Desde que el gobierno comenzó a meter mano en el otrora intachable Indice de Precios al Consumidor del INDEC, allá por 2006, las cosas comenzaron a salirse de sus carriles. La diferencia entre la medición oficial y la real (porque llamarla medición de «los privados» era un chiste de mal gusto por parte del Gobierno) no paró de acentuarse hasta hoy. Fue el primer enfrentamiento entre lo que después se llamó «el relato» y lo que todos podíamos ver en los comercios. Quizá se trató de la piedra fundamental del divorcio entre la clase media y el kirchnerismo, pero eso lo juzgarán los historiadores.

La única verdad es la realidad, decía el General, y la realidad del precio de un litro de leche, de un kilo de pan o carne, es indiscutible. Ocho años tardó el kirchnerismo en corregir ese error fatal que tuvo como fin dibujar los números mirando a los organismo de crédito internacional. Hoy, el intento por regresar a esos mercados de divisas a tasas lógicas exigen una depuración de las cuentas. Eso es lo que está haciendo el Gobierno, ahora que los números apremian.
Axel Kicillof, con su típico gesto del dedo apuntando hacia arriba, oficializó esta tarde en 3,7% el aumento de precios durante enero. Es un número preocupante, pero no nuevo. Quiere decir que de mantenerse esa tendencia alcista a lo largo del año, los productos y los servicios registrarían la friolera de 40% en diciembre.
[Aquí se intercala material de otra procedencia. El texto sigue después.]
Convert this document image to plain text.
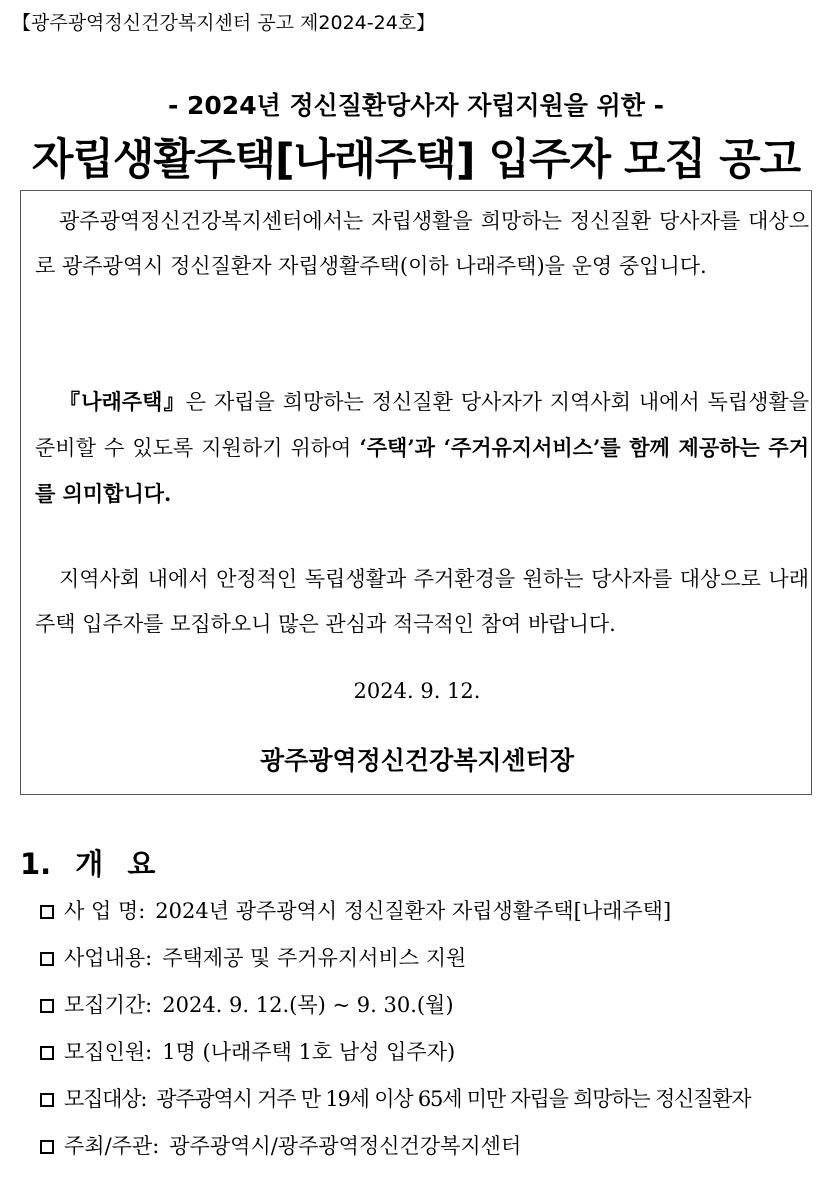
【광주광역정신건강복지센터 공고 제2024-24호】
- 2024년 정신질환당사자 자립지원을 위한 -
자립생활주택[나래주택] 입주자 모집 공고

광주광역정신건강복지센터에서는 자립생활을 희망하는 정신질환 당사자를 대상으로 광주광역시 정신질환자 자립생활주택(이하 나래주택)을 운영 중입니다.

『나래주택』은 자립을 희망하는 정신질환 당사자가 지역사회 내에서 독립생활을 준비할 수 있도록 지원하기 위하여 ‘주택’과 ‘주거유지서비스’를 함께 제공하는 주거를 의미합니다.

지역사회 내에서 안정적인 독립생활과 주거환경을 원하는 당사자를 대상으로 나래주택 입주자를 모집하오니 많은 관심과 적극적인 참여 바랍니다.

2024. 9. 12.
광주광역정신건강복지센터장
1. 개 요
사 업 명: 2024년 광주광역시 정신질환자 자립생활주택[나래주택]
사업내용: 주택제공 및 주거유지서비스 지원
모집기간: 2024. 9. 12.(목) ~ 9. 30.(월)
모집인원: 1명 (나래주택 1호 남성 입주자)
모집대상: 광주광역시 거주 만 19세 이상 65세 미만 자립을 희망하는 정신질환자
주최/주관: 광주광역시/광주광역정신건강복지센터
En los nuevos índices de medición trabajarán 290 relevadores dispuestos en todo el país. Hasta ahora, el INDEC medía la infación del GBA y la Ciudad de Buenos Aires, dejando en manos de cada estado provincial la potestad de medir o no lo que sucedía con la fluctuación de precios en su provincia.
Por supuesto, el Gobierno tiene razón en apuntar a algunos aumentos que no tienen justificación alguna, y por lo tanto está en todo su derecho de impulsar el programa Precios Cuidados.
Pero es difícil convencer de esto a un ciudadano de a pie que verá como el poder adquisitivo de su salario se reducirá notablemente. ¿Cuánto puede durar la idea de que la culpa de todo la tiene el otro?.
Muchachos, hay empresarios inescrupulosos en cada rincón del país, pero esa no puede ser la única explicación para todos los males. El capitalismo se basa en la inequidad entre el que vende su fuerza de trabajo y quien tiene la propiedad de los medios de producción: la plusvalía. Eso lo sabe bien Kicillof, de sólida formación marxista. ¿Realmente esperaba un accionar solidario de las empresas? El rol de contralor lo cumple el Estado. Y mal que le pese al kirchnerismo, los principales errores fueron propios.